Helping preschoolers to learn about the seasons can be very rewarding and enriching activities, provided the teacher allows them to be furn and exciting. The seasons are all very important in their own right, and the preschool children should be encouraged to find the beauty in each and every season. Each season has its own pros and cons, and each preschool child will have their own fond memories of different seasons.
Mother Nature regales us on a yearly basis by offering us the seasons. The true majesty of nature lies in the changing of the seasons, and this beautiful ritual should be taken note of by everybody, not just preschoolers. However, teaching preschoolers about the seasons will give them an appreciation that may last a lifetime, and be passed on to future generations.
When you are trying to teach preschoolers about the seasons, it is essential to find out what they actually know prior to beginning. Ask the preschoolers as a group to brainstorm about the different seasons, and figure out where their level of understanding happens to reside. Once they have finished brainstorming, make a bulletin board for each season. The activities can involve fine and gross motor skills, and should be auditory, visual, and kinesthetic. Incorporating all of the diverse learning styles will help each child to gain a better comprehension of the seasons.
As each season comes and goes during the course of the school year, the preschool children should be exposed to the purposefulness of each season.
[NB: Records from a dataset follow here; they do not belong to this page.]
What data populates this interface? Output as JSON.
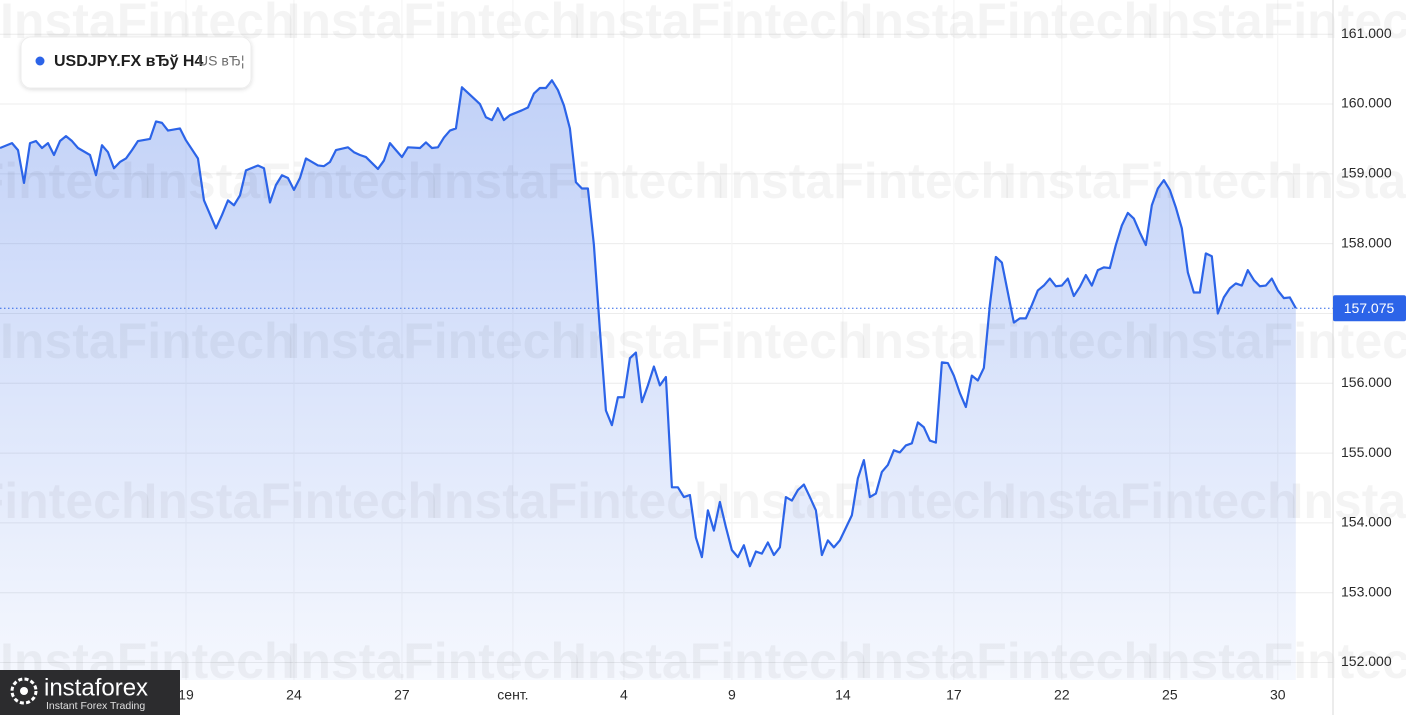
{
  "chart_data": {
    "type": "line",
    "series": [
      {
        "name": "USDJPY.FX вЂў H4",
        "color": "#2c64e8",
        "x": [
          0,
          2,
          3,
          4,
          5,
          6,
          7,
          8,
          9,
          10,
          11,
          12,
          13,
          15,
          16,
          17,
          18,
          19,
          20,
          21,
          22,
          23,
          25,
          26,
          27,
          28,
          30,
          31,
          33,
          34,
          36,
          37,
          38,
          39,
          40,
          41,
          43,
          44,
          45,
          46,
          47,
          48,
          49,
          50,
          51,
          53,
          54,
          55,
          56,
          58,
          59,
          60,
          61,
          63,
          64,
          65,
          66,
          67,
          68,
          70,
          71,
          72,
          73,
          74,
          75,
          76,
          77,
          79,
          80,
          81,
          82,
          83,
          84,
          85,
          87,
          88,
          89,
          90,
          91,
          92,
          93,
          94,
          95,
          96,
          97,
          98,
          99,
          100,
          101,
          102,
          103,
          104,
          105,
          106,
          107,
          108,
          109,
          110,
          111,
          112,
          113,
          114,
          115,
          116,
          117,
          118,
          119,
          120,
          121,
          122,
          123,
          124,
          125,
          126,
          127,
          128,
          129,
          130,
          131,
          132,
          133,
          134,
          135,
          136,
          137,
          138,
          139,
          140,
          142,
          143,
          144,
          145,
          146,
          147,
          148,
          149,
          150,
          151,
          152,
          153,
          154,
          155,
          156,
          157,
          158,
          159,
          160,
          161,
          162,
          163,
          164,
          165,
          166,
          167,
          169,
          170,
          171,
          172,
          173,
          174,
          175,
          176,
          177,
          178,
          179,
          180,
          181,
          182,
          183,
          184,
          185,
          186,
          187,
          188,
          189,
          190,
          191,
          192,
          193,
          194,
          195,
          196,
          197,
          198,
          199,
          200,
          201,
          202,
          203,
          204,
          205,
          206,
          207,
          208,
          209,
          210,
          211,
          212,
          213,
          214,
          215,
          216
        ],
        "values": [
          159.37,
          159.44,
          159.34,
          158.87,
          159.44,
          159.47,
          159.37,
          159.44,
          159.27,
          159.47,
          159.54,
          159.47,
          159.37,
          159.27,
          158.98,
          159.41,
          159.31,
          159.08,
          159.17,
          159.22,
          159.34,
          159.47,
          159.5,
          159.75,
          159.73,
          159.62,
          159.65,
          159.48,
          159.22,
          158.62,
          158.22,
          158.41,
          158.62,
          158.55,
          158.69,
          159.05,
          159.12,
          159.08,
          158.59,
          158.84,
          158.98,
          158.94,
          158.77,
          158.94,
          159.22,
          159.12,
          159.11,
          159.17,
          159.34,
          159.38,
          159.31,
          159.27,
          159.24,
          159.07,
          159.19,
          159.44,
          159.34,
          159.24,
          159.38,
          159.37,
          159.45,
          159.37,
          159.38,
          159.52,
          159.62,
          159.65,
          160.24,
          160.08,
          160.0,
          159.81,
          159.77,
          159.94,
          159.77,
          159.84,
          159.91,
          159.95,
          160.15,
          160.23,
          160.23,
          160.34,
          160.2,
          159.98,
          159.65,
          158.88,
          158.79,
          158.79,
          157.98,
          156.76,
          155.61,
          155.4,
          155.8,
          155.8,
          156.36,
          156.44,
          155.73,
          155.97,
          156.24,
          155.97,
          156.09,
          154.51,
          154.51,
          154.37,
          154.4,
          153.79,
          153.51,
          154.18,
          153.89,
          154.3,
          153.94,
          153.61,
          153.51,
          153.68,
          153.38,
          153.59,
          153.56,
          153.72,
          153.54,
          153.65,
          154.37,
          154.32,
          154.47,
          154.55,
          154.37,
          154.18,
          153.54,
          153.75,
          153.65,
          153.75,
          154.11,
          154.64,
          154.9,
          154.37,
          154.42,
          154.73,
          154.83,
          155.04,
          155.01,
          155.11,
          155.14,
          155.44,
          155.37,
          155.18,
          155.15,
          156.3,
          156.29,
          156.11,
          155.86,
          155.66,
          156.11,
          156.04,
          156.22,
          157.12,
          157.81,
          157.73,
          156.87,
          156.93,
          156.93,
          157.12,
          157.33,
          157.4,
          157.5,
          157.39,
          157.4,
          157.5,
          157.25,
          157.38,
          157.55,
          157.4,
          157.62,
          157.66,
          157.65,
          157.98,
          158.26,
          158.44,
          158.36,
          158.16,
          157.98,
          158.55,
          158.79,
          158.91,
          158.77,
          158.52,
          158.22,
          157.59,
          157.3,
          157.3,
          157.86,
          157.82,
          157.0,
          157.23,
          157.36,
          157.43,
          157.4,
          157.62,
          157.48,
          157.39,
          157.4,
          157.5,
          157.33,
          157.22,
          157.23,
          157.075
        ]
      }
    ],
    "legend_note": "US вЂ¦",
    "xlim": [
      0,
      222.2
    ],
    "xticks": [
      {
        "value": 31,
        "label": "19"
      },
      {
        "value": 49,
        "label": "24"
      },
      {
        "value": 67,
        "label": "27"
      },
      {
        "value": 85.5,
        "label": "сент."
      },
      {
        "value": 104,
        "label": "4"
      },
      {
        "value": 122,
        "label": "9"
      },
      {
        "value": 140.5,
        "label": "14"
      },
      {
        "value": 159,
        "label": "17"
      },
      {
        "value": 177,
        "label": "22"
      },
      {
        "value": 195,
        "label": "25"
      },
      {
        "value": 213,
        "label": "30"
      }
    ],
    "ylim": [
      151.75,
      161.49
    ],
    "yticks": [
      {
        "value": 152,
        "label": "152.000"
      },
      {
        "value": 153,
        "label": "153.000"
      },
      {
        "value": 154,
        "label": "154.000"
      },
      {
        "value": 155,
        "label": "155.000"
      },
      {
        "value": 156,
        "label": "156.000"
      },
      {
        "value": 157,
        "label": "157.000"
      },
      {
        "value": 158,
        "label": "158.000"
      },
      {
        "value": 159,
        "label": "159.000"
      },
      {
        "value": 160,
        "label": "160.000"
      },
      {
        "value": 161,
        "label": "161.000"
      }
    ],
    "grid": true
  },
  "watermark": "InstaFintech",
  "logo": {
    "name": "instaforex",
    "tagline": "Instant Forex Trading"
  }
}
In the spring time, for example, the preschool children can be taught how to grow plants and food, by actually planting flowers and perhaps tomatoes or something else that will be rewarding. Finding things blossoming and blooming can teach the preschoolers lessons about where we get our food from, and why it is necessary to import during the seasons when we are unable to grow things for ourselves. Spring also boasts such things as Spring Break, Easter, and the May 24 weekend. These enhance the enjoyment of the season.
In the fall, children can be taught about nature and why things change. The leaves fall off of trees for a reason, and the leaves can be then a part of a fun activity. Raking leaves into piles for play can be enjoyable for preschoolers. The weather is preparing the earth for the harsh reality of winter, so it is essential. Fall provides us with a vast array of breathtaking scenery, and it also gives us Hallowe’en and Thanksgiving, for which we are truly thankful.
Winter provides a beautiful and fresh new landscape, and coats the earth with a fresh slate. The snow gives children and adults alike the chance to make snowmen, throw snowballs, and create outdoor hockey rinks. Winter is also home to Christmas and New Years, which are time honoured holiday staples.
Summer offers everybody the chance to get outside for vast stretches of time to bask in the sunlight and rejuvenate our souls. Summer brings the end of the school year, which signals the growth of a student as they prepare for the next year of education. Summer, which tantalizes our skin with warm embraces, allows students to rest and relax, and to thoroughly enjoy some unstructured learning. Summer provides us with plenty of sunshine and warmth, and enough Vitamin D to nourish our systems.
When teaching preschoolers the seasons, it is wise to let them bask in the wonder of whichever season it happens to be. Activities should be planned that allow the students to get out and enjoy the fresh air, and take part in games and play that are typically associated with each passing season.
Preschoolers love the seasons, and teachers should endeavour to encourage them to learn how to enjoy each season as it passes. The changing of the seasons is as perennial as the grass.